Alazza gets closer to the political action. A fearless photographer, he charges head-first into clashes between Israeli soldiers and Palestinian protesters with nothing more than a helmet and gas mask. These efforts don’t just show his mettle and commitment; they also provide raw, gritty footage that transports the viewer to the front lines of smoke-filled street skirmishes. Eventually, this tenacity catches up to Alazza when he’s shot in the face with a rubber bullet while snapping a picture of a soldier. Sporting a jagged scar under his right eye, he’s reminded of why he wants to pass his passion onto the Palestinian youth he teaches in a photography class. “I’m telling them not just to focus on the Israeli soldiers or the watchtower over the wall; capture something else, something new,” Alazza says. “We have lots of stories to tell about us as humans. There’s no way to escape from the politics in Palestine, but we try, at least.”
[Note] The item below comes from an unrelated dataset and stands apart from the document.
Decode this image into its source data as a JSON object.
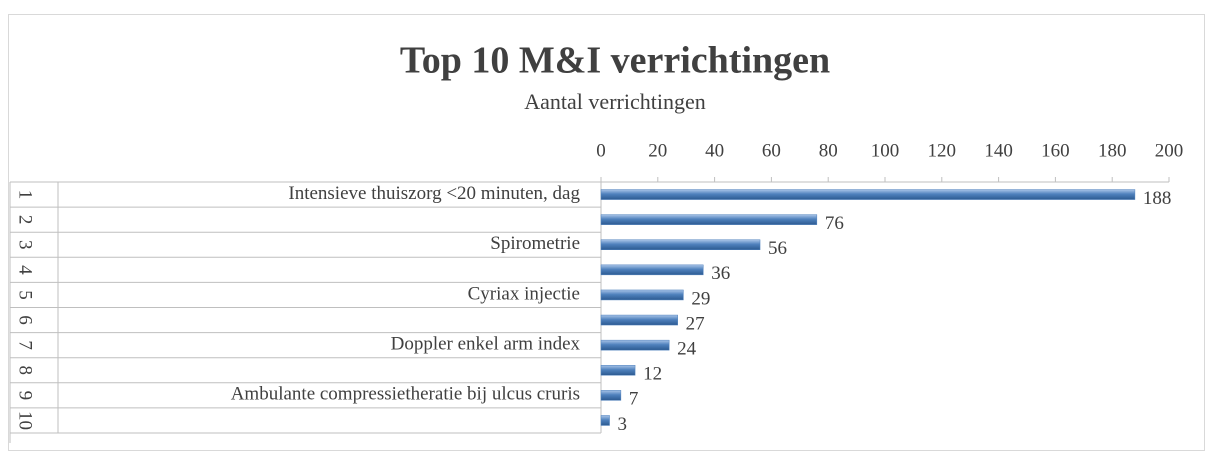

Hurdle’s debut comes at an especially contentious time in Israeli politics. Prime Minister Benjamin Netanyahu, the right-wing hardliner allied with President Trump, recently won a highly contested election to earn his fifth term in office. Days before, Netanyahu promised to annex the West Bank and other occupied territories if he was reelected, an unprecedented move that would likely erase any remaining hope of a two-state solution between Israel and Palestine.

While the election casts an especially dark shadow over the occupied territories Al Batsh and Alazza call home, it also underscores the importance of this film. Jehad, a member of Al Batsh’s parkour team who recently received his law degree, plans to use his legal expertise to aid future Palestinians in their fight for freedom. “Parkour changed me, it changed everything. I learned how to overcome the obstacles inside me,” he says. “When you climb a wall, it’s OK if you fail the first time, the second time. What matters is you never quit. No one can reach perfection, but you can improve yourself to reach the highest point. You can practice anything. Freedom is one of those things.”